Levantamento feito pela reportagem do Estado mostra que nas 30 maiores cidades da região, incluindo a capital, o projeto de lei não avançou nas Câmaras Municipais. Na maioria dos casos, a proposta nem sequer foi enviada pelo prefeito ao Legislativo. As cidades de Guarulhos, Guararema, Itapevi e Ferraz de Vasconcelos, por exemplo, informaram que nem receberam a minuta elaborada pela Companhia de Saneamento Básico do Estado de São Paulo (Sabesp).

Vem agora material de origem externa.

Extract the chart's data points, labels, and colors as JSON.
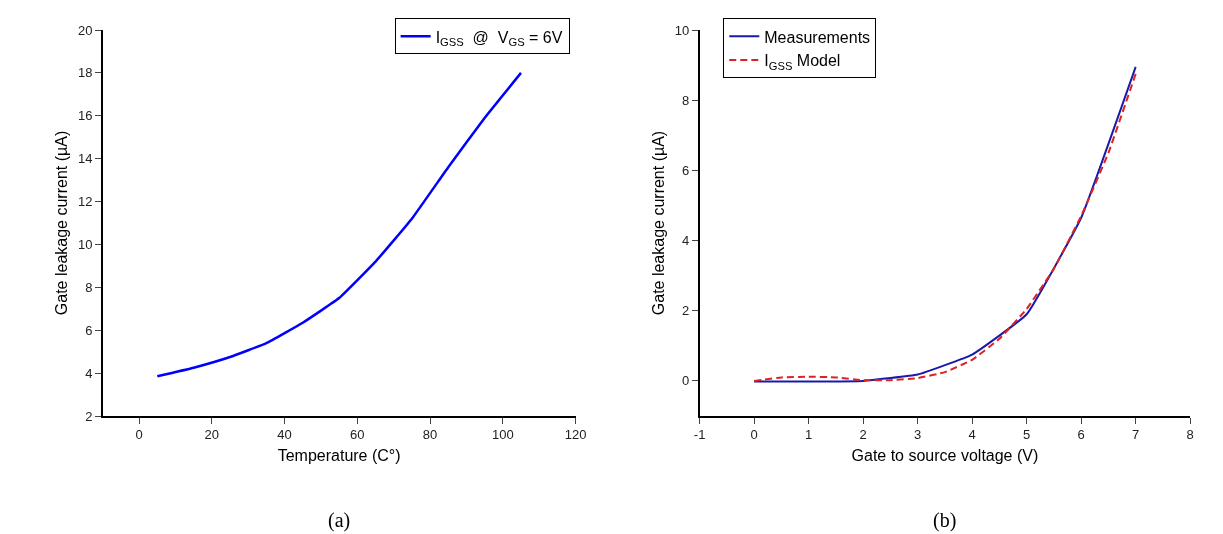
{
  "chart_data": [
    {
      "type": "line",
      "xlabel": "Temperature (C°)",
      "ylabel": "Gate leakage current (µA)",
      "annotations": [
        "(a)"
      ],
      "x": [
        5,
        15,
        25,
        35,
        45,
        55,
        65,
        75,
        85,
        95,
        105
      ],
      "series": [
        {
          "name": "I$_{GSS}$  @  V$_{GS}$ = 6V",
          "color": "#0000ff",
          "values": [
            3.85,
            4.25,
            4.75,
            5.4,
            6.35,
            7.5,
            9.2,
            11.2,
            13.6,
            15.9,
            18.0
          ]
        }
      ],
      "xlim": [
        -10,
        120
      ],
      "xticks": [
        0,
        20,
        40,
        60,
        80,
        100,
        120
      ],
      "ylim": [
        2,
        20
      ],
      "yticks": [
        2,
        4,
        6,
        8,
        10,
        12,
        14,
        16,
        18,
        20
      ],
      "legend": "top right",
      "line_style": "solid",
      "marker": "none"
    },
    {
      "type": "line",
      "xlabel": "Gate to source voltage (V)",
      "ylabel": "Gate leakage current (µA)",
      "annotations": [
        "(b)"
      ],
      "series": [
        {
          "name": "Measurements",
          "color": "#1a1aaa",
          "line_style": "solid",
          "x": [
            0,
            1,
            2,
            3,
            4,
            5,
            6,
            7
          ],
          "values": [
            -0.02,
            -0.02,
            0.0,
            0.18,
            0.75,
            1.9,
            4.65,
            8.95
          ]
        },
        {
          "name": "I$_{GSS}$ Model",
          "color": "#dd2222",
          "line_style": "dashed",
          "x": [
            0,
            0.5,
            1,
            1.5,
            2,
            2.5,
            3,
            3.5,
            4,
            4.5,
            5,
            5.5,
            6,
            6.5,
            7
          ],
          "values": [
            0.0,
            0.1,
            0.12,
            0.1,
            0.02,
            0.02,
            0.08,
            0.25,
            0.6,
            1.2,
            2.05,
            3.2,
            4.7,
            6.5,
            8.75
          ]
        }
      ],
      "xlim": [
        -1,
        8
      ],
      "xticks": [
        -1,
        0,
        1,
        2,
        3,
        4,
        5,
        6,
        7,
        8
      ],
      "ylim": [
        -1,
        10
      ],
      "yticks": [
        0,
        2,
        4,
        6,
        8,
        10
      ],
      "legend": "top left",
      "marker": "none"
    }
  ]
}
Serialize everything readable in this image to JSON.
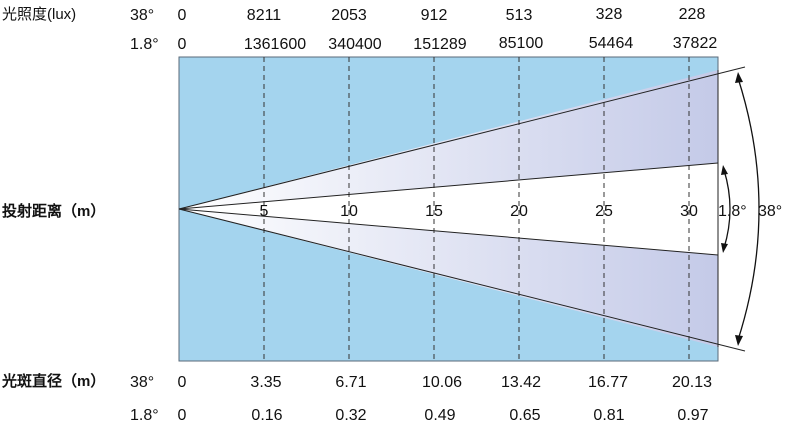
{
  "illuminance": {
    "label": "光照度(lux)",
    "rows": [
      {
        "angle": "38°",
        "values": [
          "0",
          "8211",
          "2053",
          "912",
          "513",
          "328",
          "228"
        ]
      },
      {
        "angle": "1.8°",
        "values": [
          "0",
          "1361600",
          "340400",
          "151289",
          "85100",
          "54464",
          "37822"
        ]
      }
    ]
  },
  "distance": {
    "label": "投射距离（m）",
    "marks": [
      "5",
      "10",
      "15",
      "20",
      "25",
      "30"
    ]
  },
  "beam_angles": {
    "narrow": "1.8°",
    "wide": "38°"
  },
  "spot_diameter": {
    "label": "光斑直径（m）",
    "rows": [
      {
        "angle": "38°",
        "values": [
          "0",
          "3.35",
          "6.71",
          "10.06",
          "13.42",
          "16.77",
          "20.13"
        ]
      },
      {
        "angle": "1.8°",
        "values": [
          "0",
          "0.16",
          "0.32",
          "0.49",
          "0.65",
          "0.81",
          "0.97"
        ]
      }
    ]
  },
  "colors": {
    "panel_fill": "#a4d4ee",
    "panel_stroke": "#5a6a78",
    "beam_light": "#ffffff",
    "beam_dark": "#c4cae8",
    "line": "#333333"
  }
}
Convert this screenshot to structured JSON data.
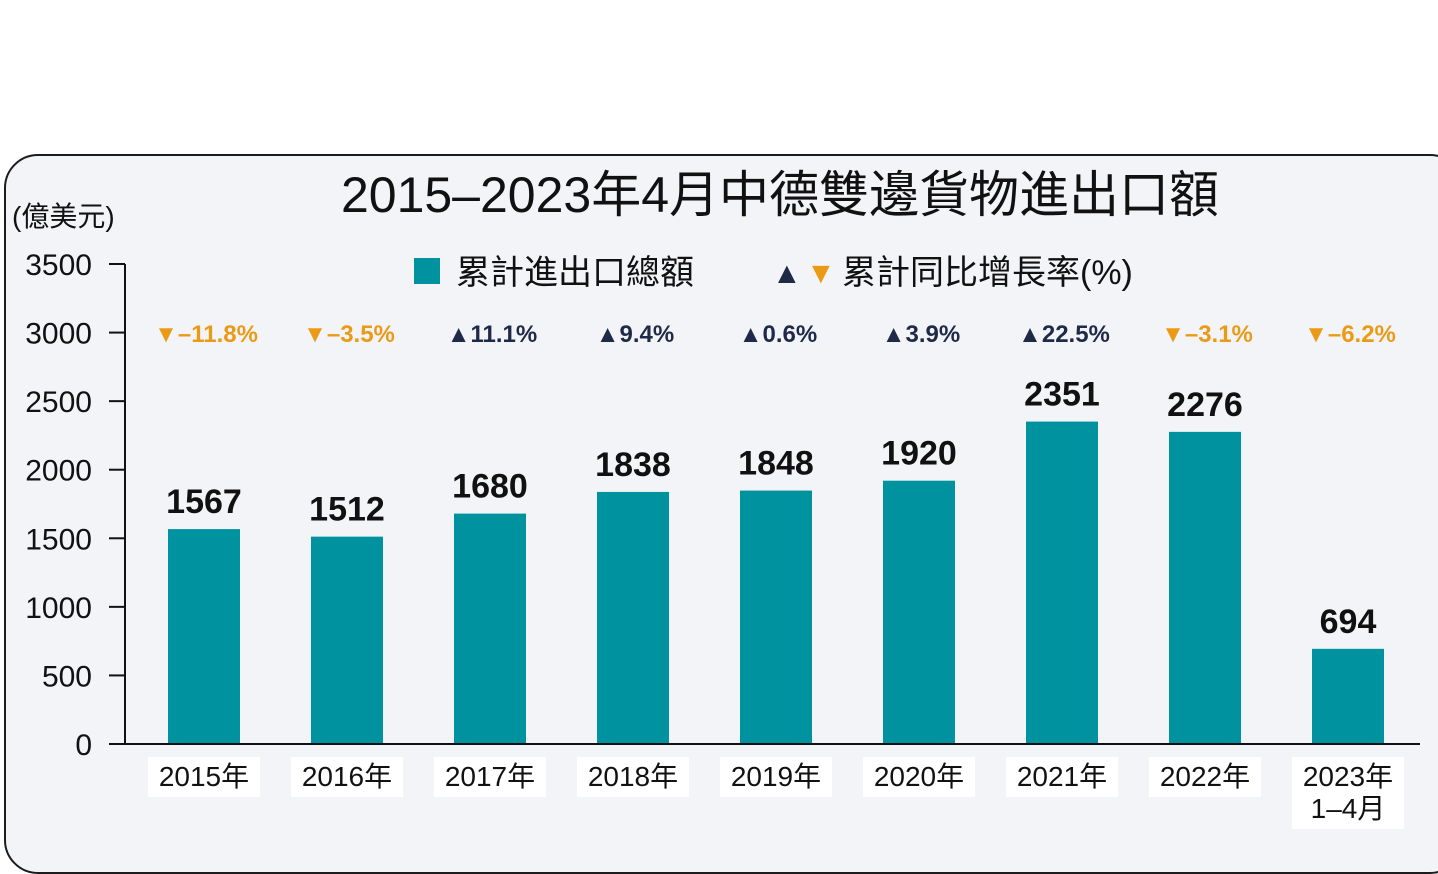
{
  "colors": {
    "bar": "#00939f",
    "up": "#1e2a48",
    "down": "#eb9a16",
    "text": "#111111"
  },
  "legend": {
    "bar_label": "累計進出口總額",
    "growth_label": "累計同比增長率(%)",
    "up_marker": "▲",
    "down_marker": "▼"
  },
  "chart_data": {
    "type": "bar",
    "title": "2015–2023年4月中德雙邊貨物進出口額",
    "ylabel": "(億美元)",
    "xlabel": "",
    "ylim": [
      0,
      3500
    ],
    "yticks": [
      0,
      500,
      1000,
      1500,
      2000,
      2500,
      3000,
      3500
    ],
    "grid": false,
    "legend_position": "top",
    "categories": [
      "2015年",
      "2016年",
      "2017年",
      "2018年",
      "2019年",
      "2020年",
      "2021年",
      "2022年",
      "2023年\n1–4月"
    ],
    "series": [
      {
        "name": "累計進出口總額",
        "values": [
          1567,
          1512,
          1680,
          1838,
          1848,
          1920,
          2351,
          2276,
          694
        ]
      }
    ],
    "growth": [
      {
        "direction": "down",
        "label": "–11.8%"
      },
      {
        "direction": "down",
        "label": "–3.5%"
      },
      {
        "direction": "up",
        "label": "11.1%"
      },
      {
        "direction": "up",
        "label": "9.4%"
      },
      {
        "direction": "up",
        "label": "0.6%"
      },
      {
        "direction": "up",
        "label": "3.9%"
      },
      {
        "direction": "up",
        "label": "22.5%"
      },
      {
        "direction": "down",
        "label": "–3.1%"
      },
      {
        "direction": "down",
        "label": "–6.2%"
      }
    ]
  }
}
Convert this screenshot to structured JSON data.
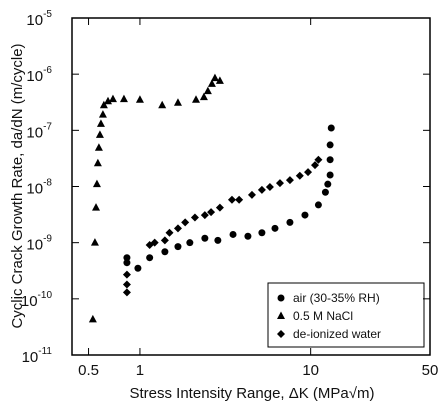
{
  "chart_data": {
    "type": "scatter",
    "x_label": "Stress Intensity Range, ΔK (MPa√m)",
    "y_label": "Cyclic Crack Growth Rate, da/dN (m/cycle)",
    "xscale": "log",
    "yscale": "log",
    "xlim": [
      0.4,
      50
    ],
    "ylim": [
      1e-11,
      1e-05
    ],
    "xticks": [
      {
        "value": 0.5,
        "label": "0.5"
      },
      1,
      10,
      50
    ],
    "yticks": [
      {
        "value": 1e-11,
        "label": "10",
        "exponent": "-11"
      },
      {
        "value": 1e-10,
        "label": "10",
        "exponent": "-10"
      },
      {
        "value": 1e-09,
        "label": "10",
        "exponent": "-9"
      },
      {
        "value": 1e-08,
        "label": "10",
        "exponent": "-8"
      },
      {
        "value": 1e-07,
        "label": "10",
        "exponent": "-7"
      },
      {
        "value": 1e-06,
        "label": "10",
        "exponent": "-6"
      },
      {
        "value": 1e-05,
        "label": "10",
        "exponent": "-5"
      }
    ],
    "legend": "lower right",
    "series": [
      {
        "name": "air (30-35% RH)",
        "marker": "circle",
        "color": "#000000",
        "x": [
          0.839,
          0.839,
          0.973,
          1.14,
          1.4,
          1.67,
          1.96,
          2.4,
          2.86,
          3.51,
          4.29,
          5.18,
          6.18,
          7.56,
          9.26,
          11.1,
          12.2,
          12.6,
          13.0,
          13.0,
          13.0,
          13.2
        ],
        "values": [
          5.4e-10,
          4.4e-10,
          3.5e-10,
          5.4e-10,
          6.9e-10,
          8.5e-10,
          1e-09,
          1.2e-09,
          1.1e-09,
          1.4e-09,
          1.3e-09,
          1.5e-09,
          1.8e-09,
          2.3e-09,
          3.1e-09,
          4.7e-09,
          7.9e-09,
          1.1e-08,
          1.6e-08,
          3e-08,
          5.5e-08,
          1.1e-07
        ]
      },
      {
        "name": "0.5 M NaCl",
        "marker": "triangle",
        "color": "#000000",
        "x": [
          0.53,
          0.545,
          0.553,
          0.56,
          0.567,
          0.575,
          0.583,
          0.591,
          0.607,
          0.615,
          0.65,
          0.695,
          0.806,
          1.0,
          1.35,
          1.67,
          2.13,
          2.37,
          2.5,
          2.64,
          2.75,
          2.94
        ],
        "values": [
          4.3e-11,
          1e-09,
          4.2e-09,
          1.1e-08,
          2.6e-08,
          4.9e-08,
          8.3e-08,
          1.3e-07,
          1.9e-07,
          2.8e-07,
          3.3e-07,
          3.6e-07,
          3.6e-07,
          3.5e-07,
          2.8e-07,
          3.1e-07,
          3.5e-07,
          3.9e-07,
          5e-07,
          6.7e-07,
          8.5e-07,
          7.6e-07
        ]
      },
      {
        "name": "de-ionized water",
        "marker": "diamond",
        "color": "#000000",
        "x": [
          0.839,
          0.839,
          0.839,
          1.14,
          1.22,
          1.4,
          1.49,
          1.67,
          1.84,
          2.1,
          2.4,
          2.61,
          2.94,
          3.46,
          3.81,
          4.53,
          5.18,
          5.77,
          6.61,
          7.56,
          8.64,
          9.65,
          10.6,
          11.1
        ],
        "values": [
          2.7e-10,
          1.8e-10,
          1.3e-10,
          9.1e-10,
          1e-09,
          1.1e-09,
          1.5e-09,
          1.8e-09,
          2.3e-09,
          2.8e-09,
          3.1e-09,
          3.5e-09,
          4.2e-09,
          5.8e-09,
          5.8e-09,
          7.1e-09,
          8.7e-09,
          9.8e-09,
          1.15e-08,
          1.3e-08,
          1.55e-08,
          1.8e-08,
          2.4e-08,
          3e-08
        ]
      }
    ]
  }
}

A ideia do projeto "padrão" era que as cidades assumissem a fiscalização e ficas sem responsáveis pela aplicação de multas que vão de R$ 250 a R$ 1 mil. A resistência de prefeitos e vereadores em aprovar o projeto se explica pelo temor de que acabem dividindo a "fatura política" da crise hídrica com o governo estadual. Procurados, Sabesp e governo do Estado preferiram não comentar.
Os prefeitos reunidos no Consórcio Intermunicipal do Grande ABC, que agrupa sete municípios, posicionaram-se em bloco contra a multa. Eles defendem que, antes de "penalizar a população", o governo Alckmin deve "apresentar um plano de contingência" e realizar campanhas informativas sobre o problema.
O Consórcio de Desenvolvimento dos Municípios do Alto Tietê (Condemat), que agrupa dez cidades, também optou por agir unido e não implementou a multa. "Nenhuma cidade levou adiante (o projeto de Alckmin). Optamos pela conscientização", diz Marco Aurélio Bertaioli (PSD), prefeito de Mogi das Cruzes e presidente do grupo. Os prefeitos do consórcio da Região Oeste, que reúne oito cidades, incluindo Barueri, Cotia, Carapicuíba e Osasco, também rejeitaram a proposta. Segundo a Secretaria de Comunicação de Carapicuíba, "todos os prefeitos do consórcio foram unânimes na decisão de não adotá-la (a multa), pois a responsabilidade da cobrança e aplicação é da Sabesp".
Só Mairiporã informou que o projeto está em tramitação na Câmara e Itaquaquecetuba disse que o departamento jurídico avalia a proposta. As assessorias de outros nove municípios menores não responderam.
Capital. A reação negativa dos prefeitos à iniciativa de Alckmin foi impulsionada pela dificuldade de o projeto avançar na Câmara Municipal de São Paulo. Para evitar desgaste político, o prefeito Fernando Haddad (PT), que deve disputar a reeleição em 2016, preferiu deixar a iniciativa do projeto de lei para os vereadores. Estes, por sua vez, chegaram a aprovar uma proposta até mais rígida do que o do governador em primeira votação. Depois da repercussão negativa, porém, passaram a postergar a decisão final.
"Estão fazendo jogo de cena. O governo Haddad quer arrastar isso", diz o vereador Andrea Matarazzo, líder do PSDB na Casa. "Talvez o projeto seja votado nesta quarta-feira (hoje). Eu defendo que a Câmara autorize a Sabesp a multar", afirma o vereador Arselino Tatto, líder do governo na Câmara.
Em Campinas, que adotou a multa em fevereiro de 2014, nenhum morador foi autuado.
Sabesp contrata estudo para perfurar 200 poços
A Sabesp contratou um estudo técnico para mapear áreas na Região Metropolitana onde seja possível perfurar 200 poços artesianos.
"Trata-se de um planejamento para considerar mais essa fonte de água para abastecimento da metrópole, aumentando a segurança hídrica", informou a companhia, em nota. O contrato, no valor de R$ 2,9 milhões, foi fechado por dispensa de licitação com a Fundação de Apoio à Universidade de São Paulo (FUSP) pelo prazo de um ano. O estudo será feito pelo Centro de Pesquisas de Águas Subterrâneas do Instituto de Geociência da USP e coordenado pela Sabesp.